Чтобы рассчитать расстояние между последовательностями ITS ДНК для каждого растения, вам нужно сравнить каждую из них и подсчитать количество замен нуклеотидов. Мы рассмотрим ваши последовательности и посчитаем расстояние между ними в условных единицах (у.е.).
- Роза (Rosa sp.): GAAUUCCUAGUAAGCG
- Спирея (Spiraea sp.): CCCUUGGGAGGGGAAC
- Слива (Prunus sp.): GCCCUUGGGAGGGGAA
- Яблоня (Malus sp.): GCCCUUGGGGGGGGAA
Теперь мы будем сравнивать последовательности попарно:
- Роза (1) и Спирея (2): Разные по 13 нуклеотидам.
- Роза (1) и Слива (3): Разные по 12 нуклеотидам.
- Роза (1) и Яблоня (4): Разные по 12 нуклеотидам.
- Спирея (2) и Слива (3): Разные по 9 нуклеотидам.
- Спирея (2) и Яблоня (4): Разные по 10 нуклеотидам.
- Слива (3) и Яблоня (4): Разные по 1 нуклеотиду.

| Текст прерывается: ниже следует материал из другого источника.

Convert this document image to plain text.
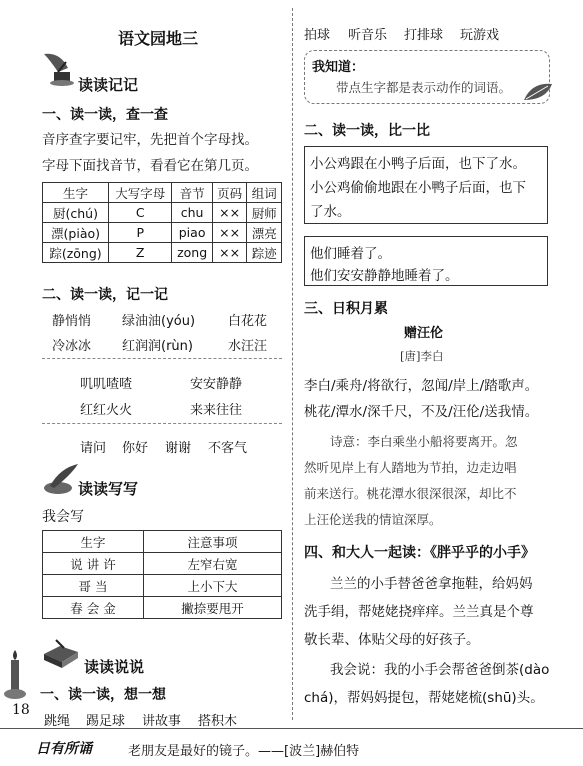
语文园地三
读读记记
一、读一读，查一查
音序查字要记牢，先把首个字母找。
字母下面找音节，看看它在第几页。
生字	大写字母	音节	页码	组词
厨(chú)	C	chu	××	厨师
漂(piào)	P	piao	××	漂亮
踪(zōng)	Z	zong	××	踪迹
二、读一读，记一记
静悄悄 绿油油(yóu)	白花花
冷冰冰 红润润(rùn)	水汪汪
叽叽喳喳	安安静静
红红火火	来来往往
请问 你好 谢谢 不客气
读读写写
我会写
生字	注意事项
说 讲 许	左窄右宽
哥 当	上小下大
春 会 金	撇捺要甩开
读读说说
一、读一读，想一想
18
跳绳 踢足球 讲故事 搭积木
拍球 听音乐 打排球 玩游戏
我知道：
带点生字都是表示动作的词语。
二、读一读，比一比
小公鸡跟在小鸭子后面，也下了水。
小公鸡偷偷地跟在小鸭子后面，也下
了水。
他们睡着了。
他们安安静静地睡着了。
三、日积月累
赠汪伦
[唐]李白
李白/乘舟/将欲行，忽闻/岸上/踏歌声。
桃花/潭水/深千尺，不及/汪伦/送我情。
诗意：李白乘坐小船将要离开。忽
然听见岸上有人踏地为节拍，边走边唱
前来送行。桃花潭水很深很深，却比不
上汪伦送我的情谊深厚。
四、和大人一起读：《胖乎乎的小手》
兰兰的小手替爸爸拿拖鞋，给妈妈
洗手绢，帮姥姥挠痒痒。兰兰真是个尊
敬长辈、体贴父母的好孩子。
我会说：我的小手会帮爸爸倒茶(dào
chá)，帮妈妈提包，帮姥姥梳(shū)头。
日有所诵	老朋友是最好的镜子。——[波兰]赫伯特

Теперь, подводя итоги, получим следующие расстояния:
- Дистанция (Роза, Спирея) = 13 у.е.
- Дистанция (Роза, Слива) = 12 у.е.
- Дистанция (Роза, Яблоня) = 12 у.е.
- Дистанция (Спирея, Слива) = 9 у.е.
- Дистанция (Спирея, Яблоня) = 10 у.е.
- Дистанция (Слива, Яблоня) = 1 у.е.
Теперь, основываясь на этих дистанциях, вы можете построить филогенетическое дерево. В листьях дерева будет:
- Роза (1)
- Спирея (2)
- Слива (3)
- Яблоня (4)
Чтобы закончить построение дерева, обычно используются алгоритмы (такие как метод минимальных расстояний или алгоритм УPGMA), чтобы определить, как лучше разместить группы на основании расстояний. Результаты вероятно будут таковы (нумерации по порядку 1-4 отчётность по расстояниям):
┌── Роза (1)
┌────┤
│ └── Спирея (2)
────┤
│ ┌── Яблоня (4)
└────┤
└── Слива (3)
Выберите дальнейшие шаги для более детального расположения таксонов в зависимости от требуемого формата вашего задания.